Commercial landscaping has one of the highest turnover rates in the trades — and the cost of that turnover compounds in ways most owners underestimate. The 2026 wage picture shows the difference between an OK foreman and a great one is now worth $15,000–$25,000 in annual base pay. Here is what each role earns and how to build a team that actually stays.
Landscape foreman salary (2026 national ranges)
- Crew lead (1–3 years): $42,000–$58,000.
- Landscape foreman (mid): $58,000–$78,000 base.
- Landscape foreman (senior, multi-crew): $72,000–$95,000.
- General landscape foreman / superintendent: $85,000–$115,000.

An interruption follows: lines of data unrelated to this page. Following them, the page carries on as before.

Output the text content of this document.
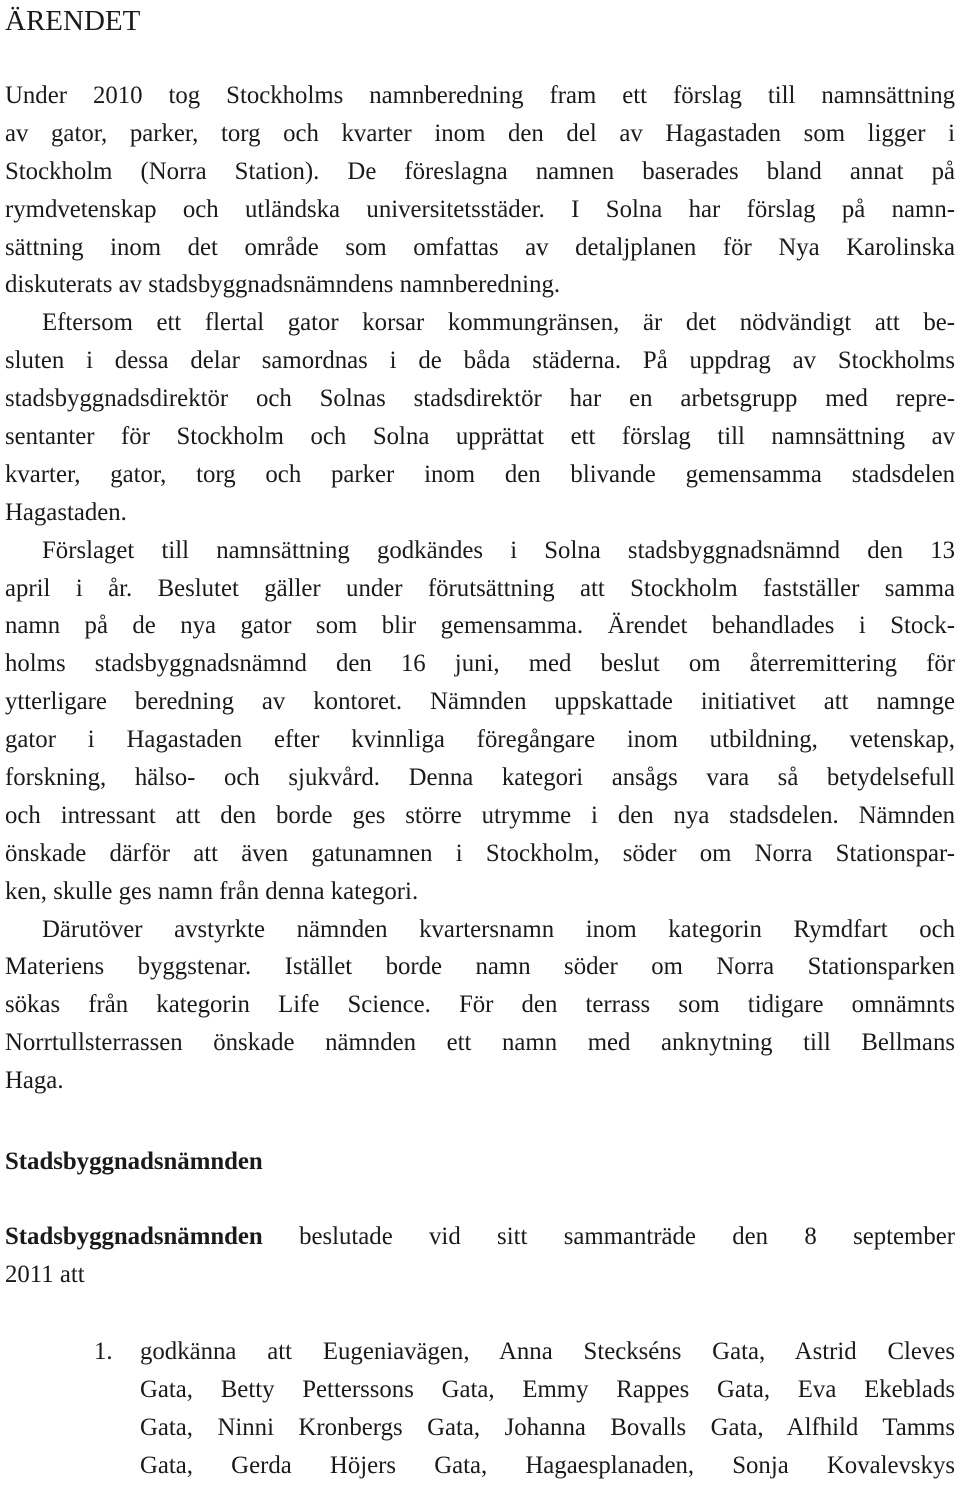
ÄRENDET
Under 2010 tog Stockholms namnberedning fram ett förslag till namnsättning
av gator, parker, torg och kvarter inom den del av Hagastaden som ligger i
Stockholm (Norra Station). De föreslagna namnen baserades bland annat på
rymdvetenskap och utländska universitetsstäder. I Solna har förslag på namn-
sättning inom det område som omfattas av detaljplanen för Nya Karolinska
diskuterats av stadsbyggnadsnämndens namnberedning.
Eftersom ett flertal gator korsar kommungränsen, är det nödvändigt att be-
sluten i dessa delar samordnas i de båda städerna. På uppdrag av Stockholms
stadsbyggnadsdirektör och Solnas stadsdirektör har en arbetsgrupp med repre-
sentanter för Stockholm och Solna upprättat ett förslag till namnsättning av
kvarter, gator, torg och parker inom den blivande gemensamma stadsdelen
Hagastaden.
Förslaget till namnsättning godkändes i Solna stadsbyggnadsnämnd den 13
april i år. Beslutet gäller under förutsättning att Stockholm fastställer samma
namn på de nya gator som blir gemensamma. Ärendet behandlades i Stock-
holms stadsbyggnadsnämnd den 16 juni, med beslut om återremittering för
ytterligare beredning av kontoret. Nämnden uppskattade initiativet att namnge
gator i Hagastaden efter kvinnliga föregångare inom utbildning, vetenskap,
forskning, hälso- och sjukvård. Denna kategori ansågs vara så betydelsefull
och intressant att den borde ges större utrymme i den nya stadsdelen. Nämnden
önskade därför att även gatunamnen i Stockholm, söder om Norra Stationspar-
ken, skulle ges namn från denna kategori.
Därutöver avstyrkte nämnden kvartersnamn inom kategorin Rymdfart och
Materiens byggstenar. Istället borde namn söder om Norra Stationsparken
sökas från kategorin Life Science. För den terrass som tidigare omnämnts
Norrtullsterrassen önskade nämnden ett namn med anknytning till Bellmans
Haga.
Stadsbyggnadsnämnden
Stadsbyggnadsnämnden beslutade vid sitt sammanträde den 8 september
2011 att
1. godkänna att Eugeniavägen, Anna Steckséns Gata, Astrid Cleves
Gata, Betty Petterssons Gata, Emmy Rappes Gata, Eva Ekeblads
Gata, Ninni Kronbergs Gata, Johanna Bovalls Gata, Alfhild Tamms
Gata, Gerda Höjers Gata, Hagaesplanaden, Sonja Kovalevskys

Landscape project manager salary
- Junior PM / account manager: $52,000–$72,000.
- Landscape project manager (mid): $68,000–$92,000 base plus renewal bonuses.
- Senior landscape PM: $85,000–$115,000.
- Director of operations / regional manager: $110,000–$155,000.
Landscape account manager salary
- Account manager (entry, residential): $52,000–$72,000.
- Commercial account manager: $68,000–$95,000 base plus renewal and upsell commissions.
- Senior commercial AM / portfolio manager: $85,000–$115,000 plus performance bonus.
In commercial landscaping the AM is the relationship. Property managers do not renew because of the company — they renew because of the person who shows up on Tuesday. Compensation tied to renewals (not just sales) is the highest-leverage retention move in the trade.
Why landscaping turnover stays high
A combination of seasonal labor, lower entry-level wages relative to other trades, and the physical demands of the work. The bigger problem most firms underestimate is account-manager turnover — losing an AM usually loses the contract within a quarter.
How to keep great foremen
Reasonable crew size (a foreman with three to six people on a route is sustainable; ten is burnout), equipment that runs in the morning, real training, and visible internal promotion to senior foreman / project manager / superintendent. None of these are flashy. All of them are cheaper than 90 days of an empty foreman seat.
The H-2B reality
If you operate in a market where H-2B is part of the labor mix, the seasonal program is both a tool and a tax. It works when you treat it as a structured part of the year, apply starting in August for the following spring, and invest in the same returning workers year over year. It fails when you treat it as a panic measure in February. Either way, H-2B is not a substitute for hiring well in the management and foreman seats — those are the seats that determine whether the H-2B crew is productive.
Frequently asked questions
Why is commercial landscaping turnover so high?
A combination of seasonal labor patterns, lower entry-level wages relative to other trades, and the physical demands of the work. The bigger problem most firms underestimate is account-manager turnover — losing an AM usually loses the contract within a quarter because the relationship is the contract.
How do you keep commercial landscaping account managers?
Compensation tied to renewals (not just sales), reasonable portfolio size (15–25 accounts is sustainable; 40+ is burnout), and a foreman they can rely on for daily execution. Property managers renew because of the person; lose the AM, lose the renewal.
What is H-2B and how does it affect landscaping hiring?
H-2B is the federal seasonal-worker visa program many commercial landscaping firms use to bring in returning workers each spring. It works when you treat it as a structured part of the year and apply starting in August for the following spring; it fails when used as a panic measure in February.
What does a commercial landscape foreman earn?
Commercial landscape foremen typically earn $55,000–$80,000 base depending on market and crew size. The differential between an OK foreman and a great one shows up in crew retention, route productivity, and account-renewal rates, not just hourly wage.